Grilled food is a true treat, especially when you don't want to cook inside during the warm summer months. Grills should always be used outside, in a well ventilated area. To ensure safety, grills should be stationed away from the home, deck railings and away from any low hanging tree branches or plants.
The most important thing to remember is to never leave the grill unattended, especially if you have children and pets. The second most important safety item is to remember to keep the grill clean by removing grease and fat buildup. You can also clean or replace any trays that sit below the grill and collect food waste, oil and other grill debris.
Propane can be found in both liquid and gas form. Naturally odorless, an additive is added to the gas to give it a distinct odor to help people identify when the gas is around. Propane, when stored under pressure, is a liquid. When you hook up a propane tank to a gas grill, the tank is opened which allows propane gas to leave the tank and power the grill. Liquid Propane is very cold, so cold that it can cause freeze burns if it comes into contact with skin.
Storing propane is an important part of propane use. A propane tank should always be stored and transported upright, and proper propane storage requires the tank be in a temperature controlled area. If you store a propane tank in an area that's susceptible to high temperatures, there is a risk of the pressure release valve opening and releasing gas, which is a fire hazard.

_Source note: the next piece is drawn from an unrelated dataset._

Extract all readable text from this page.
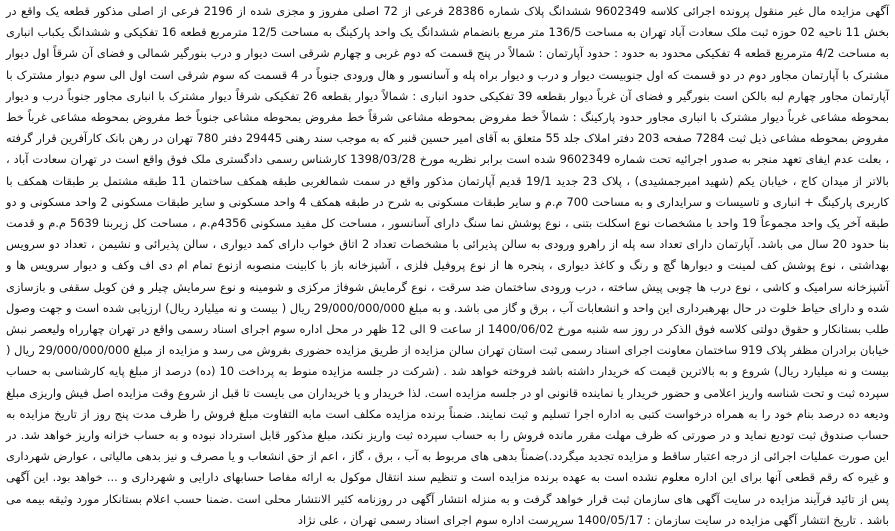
آگهی مزایده مال غیر منقول پرونده اجرائی کلاسه 9602349 ششدانگ پلاک شماره 28386 فرعی از 72 اصلی مفروز و مجزی شده از 2196 فرعی از اصلی مذکور قطعه یک واقع در بخش 11 ناحیه 02 حوزه ثبت ملک سعادت آباد تهران به مساحت 136/5 متر مربع بانضمام ششدانگ یک واحد پارکینگ به مساحت 12/5 مترمربع قطعه 16 تفکیکی و ششدانگ یکباب انباری به مساحت 4/2 مترمربع قطعه 4 تفکیکی محدود به حدود : حدود آپارتمان : شمالاً در پنج قسمت که دوم غربی و چهارم شرقی است دیوار و درب بنورگیر شمالی و فضای آن شرقاً اول دیوار مشترک با آپارتمان مجاور دوم در دو قسمت که اول جنوبیست دیوار و درب و دیوار براه پله و آسانسور و هال ورودی جنوباً در 4 قسمت که سوم شرقی است اول الی سوم دیوار مشترک با آپارتمان مجاور چهارم لبه بالکن است بنورگیر و فضای آن غرباً دیوار بقطعه 39 تفکیکی حدود انباری : شمالاً دیوار بقطعه 26 تفکیکی شرقاً دیوار مشترک با انباری مجاور جنوباً درب و دیوار بمحوطه مشاعی غرباً دیوار مشترک با انباری مجاور حدود پارکینگ : شمالاً خط مفروض بمحوطه مشاعی شرقاً خط مفروض بمحوطه مشاعی جنوباً خط مفروض بمحوطه مشاعی غرباً خط مفروض بمحوطه مشاعی ذیل ثبت 7284 صفحه 203 دفتر املاک جلد 55 متعلق به آقای امیر حسین قنبر که به موجب سند رهنی 29445 دفتر 780 تهران در رهن بانک کارآفرین قرار گرفته ، بعلت عدم ایفای تعهد منجر به صدور اجرائیه تحت شماره 9602349 شده است برابر نظریه مورخ 1398/03/28 کارشناس رسمی دادگستری ملک فوق واقع است در تهران سعادت آباد ، بالاتر از میدان کاج ، خیابان یکم (شهید امیرجمشیدی) ، پلاک 23 جدید 19/1 قدیم آپارتمان مذکور واقع در سمت شمالغربی طبقه همکف ساختمان 11 طبقه مشتمل بر طبقات همکف با کاربری پارکینگ + انباری و تاسیسات و سرایداری و به مساحت 700 م.م و سایر طبقات مسکونی به شرح در طبقه همکف 4 واحد مسکونی و سایر طبقات مسکونی 2 واحد مسکونی و دو طبقه آخر یک واحد مجموعاً 19 واحد با مشخصات نوع اسکلت بتنی ، نوع پوشش نما سنگ دارای آسانسور ، مساحت کل مفید مسکونی 4356م.م ، مساحت کل زیربنا 5639 م.م و قدمت بنا حدود 20 سال می باشد. آپارتمان دارای تعداد سه پله از راهرو ورودی به سالن پذیرائی با مشخصات تعداد 2 اتاق خواب دارای کمد دیواری ، سالن پذیرائی و نشیمن ، تعداد دو سرویس بهداشتی ، نوع پوشش کف لمینت و دیوارها گچ و رنگ و کاغذ دیواری ، پنجره ها از نوع پروفیل فلزی ، آشپزخانه باز با کابینت منصوبه ازنوع تمام ام دی اف وکف و دیوار سرویس ها و آشپزخانه سرامیک و کاشی ، نوع درب ها چوبی پیش ساخته ، درب ورودی ساختمان ضد سرقت ، نوع گرمایش شوفاژ مرکزی و شومینه و نوع سرمایش چیلر و فن کویل سقفی و بازسازی شده و دارای حیاط خلوت در حال بهرهبرداری این واحد و انشعابات آب ، برق و گاز می باشد. و به مبلغ 29/000/000/000 ریال ( بیست و نه میلیارد ریال) ارزیابی شده است و جهت وصول طلب بستانکار و حقوق دولتی کلاسه فوق الذکر در روز سه شنبه مورخ 1400/06/02 از ساعت 9 الی 12 ظهر در محل اداره سوم اجرای اسناد رسمی واقع در تهران چهارراه ولیعصر نبش خیابان برادران مظفر پلاک 919 ساختمان معاونت اجرای اسناد رسمی ثبت استان تهران سالن مزایده از طریق مزایده حضوری بفروش می رسد و مزایده از مبلغ 29/000/000/000 ریال ( بیست و نه میلیارد ریال) شروع و به بالاترین قیمت که خریدار داشته باشد فروخته خواهد شد . (شرکت در جلسه مزایده منوط به پرداخت 10 (ده) درصد از مبلغ پایه کارشناسی به حساب سپرده ثبت و تحت شناسه واریز اعلامی و حضور خریدار یا نماینده قانونی او در جلسه مزایده است. لذا خریدار و یا خریداران می بایست تا قبل از شروع وقت مزایده اصل فیش واریزی مبلغ ودیعه ده درصد بنام خود را به همراه درخواست کتبی به اداره اجرا تسلیم و ثبت نمایند. ضمناً برنده مزایده مکلف است مابه التفاوت مبلغ فروش را ظرف مدت پنج روز از تاریخ مزایده به حساب صندوق ثبت تودیع نماید و در صورتی که ظرف مهلت مقرر مانده فروش را به حساب سپرده ثبت واریز نکند، مبلغ مذکور قابل استرداد نبوده و به حساب خزانه واریز خواهد شد. در این صورت عملیات اجرائی از درجه اعتبار ساقط و مزایده تجدید میگردد.)ضمناً بدهی های مربوط به آب ، برق ، گاز ، اعم از حق انشعاب و یا مصرف و نیز بدهی مالیاتی ، عوارض شهرداری و غیره که رقم قطعی آنها برای این اداره معلوم نشده است به عهده برنده مزایده است و تنظیم سند انتقال موکول به ارائه مفاصا حسابهای دارایی و شهرداری و ... خواهد بود. این آگهی پس از تائید فرآیند مزایده در سایت آگهی های سازمان ثبت قرار خواهد گرفت و به منزله انتشار آگهی در روزنامه کثیر الانتشار محلی است .ضمنا حسب اعلام بستانکار مورد وثیقه بیمه می باشد . تاریخ انتشار آگهی مزایده در سایت سازمان : 1400/05/17 سرپرست اداره سوم اجرای اسناد رسمی تهران ، علی نژاد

When transporting propane, make sure the pressure release valve is closed and that there is cap or plug over the valve outlet. Tanks should always be transported in an upright position, sitting on the tank's foot. During transport, the tank should be secured, even if it's empty. You can secure the tank with a safety strap, the seat belt, or some kind of other container to prevent the tank from tipping over.
It's important to remember not to transport more than four propane tanks inside an enclosed vehicle at one time. You can carry more than four if you are transporting the tanks in the bed of a truck and they are secured to prevent escape.
Fire Pit Tips
Sitting beside a fire pit, enjoying a drink, roasting marshmallows, or just listening to the crackle of the wood can be some of the most enjoyable and memorable moments of the summer. Fire pits are a great outdoor accessory, but they do require an amount of safety to operate. A fire pit should be at least 10 feet away from any structure or combustible surface. Unless the owner's manual says it's ok, do not put a fire pit on grass, a wood deck or in an enclosed deck/porch.
When it comes time to light the fire, be sure to always burn dry, seasoned wood that was cut at least six months earlier. In order to prevent sparks, keeps logs no longer than three-quarters of the pit's diameter. When starting the fire, don't use gasoline, lighter fluid or kerosene as these are not meant for fire pits! Use a fire starter or newspaper and kindling.
Do not light a fire in windy conditions, and it's important to remember to stay up-to-date with burn bans or burn ordinances in your area. If the pit is located in an area near trees or bushes, pick up any leaves or combustible material from around the pit before starting your fire. Keep a bucket of sand, a fire extinguisher or a garden hose nearby in case things get out of control.
We wish you all a very safe and enjoyable summer!